Touching message in holiday letter

Published 12:00 am Saturday, January 8, 2011

Ask me what I like about Christmas and I can give you a long list.

The smell of a “live” tree. Soft white lights. Weather that’s crisp but not too cold. Classic holiday music.

And Christmas cards, especially those that include photographs or letters. So I found myself smiling when I went home late one December evening and found that Honey, who was asleep, had left the Christmas mail for me to open. In the stack was a photograph I never expected to receive and a letter I’ll never forget.

The photograph was of a brother and sister, ages 20 and 14, grandchildren of close friends. It was taken on the national mall last spring when the family visited their son at the Naval Academy and took a day trip to the Capitol.

Days later, Elizabeth took her own life. It was the last photograph taken of the siblings together, and it was months after the funeral that the parents found the digital image.
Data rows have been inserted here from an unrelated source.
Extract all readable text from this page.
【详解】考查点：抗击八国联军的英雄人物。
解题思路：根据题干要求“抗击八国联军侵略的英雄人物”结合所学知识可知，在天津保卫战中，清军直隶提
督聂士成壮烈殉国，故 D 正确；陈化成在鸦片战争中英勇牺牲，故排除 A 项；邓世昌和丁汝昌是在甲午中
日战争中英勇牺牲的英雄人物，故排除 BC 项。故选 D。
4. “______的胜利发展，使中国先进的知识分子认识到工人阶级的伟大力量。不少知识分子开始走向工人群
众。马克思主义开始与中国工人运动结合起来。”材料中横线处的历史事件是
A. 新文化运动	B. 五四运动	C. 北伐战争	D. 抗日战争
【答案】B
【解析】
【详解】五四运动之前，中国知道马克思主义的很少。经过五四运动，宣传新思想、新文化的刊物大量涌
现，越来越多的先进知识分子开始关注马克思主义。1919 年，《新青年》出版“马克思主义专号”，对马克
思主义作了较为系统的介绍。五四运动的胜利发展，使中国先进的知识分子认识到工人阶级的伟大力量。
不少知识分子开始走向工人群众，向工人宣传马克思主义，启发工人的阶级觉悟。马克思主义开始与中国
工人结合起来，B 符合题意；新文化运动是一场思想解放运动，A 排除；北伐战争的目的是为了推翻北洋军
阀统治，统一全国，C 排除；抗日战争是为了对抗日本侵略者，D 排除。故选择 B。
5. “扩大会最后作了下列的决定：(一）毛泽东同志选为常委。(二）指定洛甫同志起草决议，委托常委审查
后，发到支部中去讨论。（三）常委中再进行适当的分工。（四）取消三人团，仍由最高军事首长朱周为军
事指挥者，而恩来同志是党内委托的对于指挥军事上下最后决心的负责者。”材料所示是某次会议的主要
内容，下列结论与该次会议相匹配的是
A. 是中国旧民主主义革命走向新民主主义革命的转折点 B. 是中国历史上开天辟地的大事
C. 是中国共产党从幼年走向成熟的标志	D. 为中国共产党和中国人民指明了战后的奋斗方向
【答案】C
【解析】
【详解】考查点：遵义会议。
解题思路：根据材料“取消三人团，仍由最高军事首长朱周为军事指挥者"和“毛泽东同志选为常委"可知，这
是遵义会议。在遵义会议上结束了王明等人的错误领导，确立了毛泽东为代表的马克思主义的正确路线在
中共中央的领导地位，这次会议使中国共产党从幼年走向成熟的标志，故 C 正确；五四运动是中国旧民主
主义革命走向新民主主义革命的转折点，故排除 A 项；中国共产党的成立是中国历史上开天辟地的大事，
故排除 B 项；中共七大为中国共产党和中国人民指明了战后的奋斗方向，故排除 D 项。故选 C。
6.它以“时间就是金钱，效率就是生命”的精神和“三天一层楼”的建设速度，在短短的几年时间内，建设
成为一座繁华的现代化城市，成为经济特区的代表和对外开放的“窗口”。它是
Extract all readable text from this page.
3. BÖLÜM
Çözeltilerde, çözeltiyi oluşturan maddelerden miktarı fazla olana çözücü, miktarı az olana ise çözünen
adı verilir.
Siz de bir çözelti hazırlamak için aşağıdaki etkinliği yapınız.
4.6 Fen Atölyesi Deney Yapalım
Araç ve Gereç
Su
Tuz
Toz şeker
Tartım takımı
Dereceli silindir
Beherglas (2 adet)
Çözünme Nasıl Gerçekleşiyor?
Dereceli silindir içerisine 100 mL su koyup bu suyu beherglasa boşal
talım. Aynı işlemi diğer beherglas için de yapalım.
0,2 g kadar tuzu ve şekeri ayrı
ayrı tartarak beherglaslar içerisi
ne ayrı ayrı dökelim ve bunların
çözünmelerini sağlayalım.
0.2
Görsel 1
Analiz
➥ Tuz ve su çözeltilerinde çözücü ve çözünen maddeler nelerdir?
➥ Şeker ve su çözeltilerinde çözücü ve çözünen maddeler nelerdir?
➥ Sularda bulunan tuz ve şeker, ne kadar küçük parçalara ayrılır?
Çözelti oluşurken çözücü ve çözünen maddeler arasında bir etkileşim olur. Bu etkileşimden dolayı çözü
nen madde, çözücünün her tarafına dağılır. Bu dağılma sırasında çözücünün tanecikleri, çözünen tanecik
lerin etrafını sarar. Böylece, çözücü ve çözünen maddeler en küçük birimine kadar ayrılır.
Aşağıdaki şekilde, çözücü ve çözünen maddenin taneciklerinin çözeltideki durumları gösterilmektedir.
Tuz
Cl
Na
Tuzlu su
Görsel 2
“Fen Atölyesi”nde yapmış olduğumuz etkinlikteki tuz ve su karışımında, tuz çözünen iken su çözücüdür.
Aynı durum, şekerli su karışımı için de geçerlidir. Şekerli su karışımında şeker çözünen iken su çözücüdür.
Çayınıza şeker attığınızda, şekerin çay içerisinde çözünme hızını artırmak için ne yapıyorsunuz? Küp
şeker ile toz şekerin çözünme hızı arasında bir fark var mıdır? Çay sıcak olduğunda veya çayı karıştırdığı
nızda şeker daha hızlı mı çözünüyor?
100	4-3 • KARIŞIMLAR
Every year, parents – mostly moms – worry about which picture to send in the Christmas cards, Elizabeth’s mother wrote in the accompanying letter. She herself had done this every year her children have been on earth. But this year, she said, she had no choice.

She talked about how perfect that last week the whole family had together had been. In the midst of a perfect week, one never dreams how far from perfect one can travel in the space of a week.

She wrote of her daughter’s decision, how confusing it was for them, but how they’ve accepted it. What she didn’t say – but what everyone who received the letter knew – was that these parents heard the gunshot; that this mother found her child still breathing and attempted CPR; that these parents must be wounded in a way we can never comprehend.

She wrote that the purpose of her letter wasn’t to seek sympathy or cause others depression. Instead, it was to encourage recipients to make the most of every single day. To hug their children, cherish them, love them; because for all of us, tomorrow is uncertain.

I was sobbing by the time I finished reading. Later, I learned that the author woke up in the middle of the night with the knowledge that this was a letter she needed to write. Twenty minutes later, she had composed perhaps the most touching letter any of us had ever received.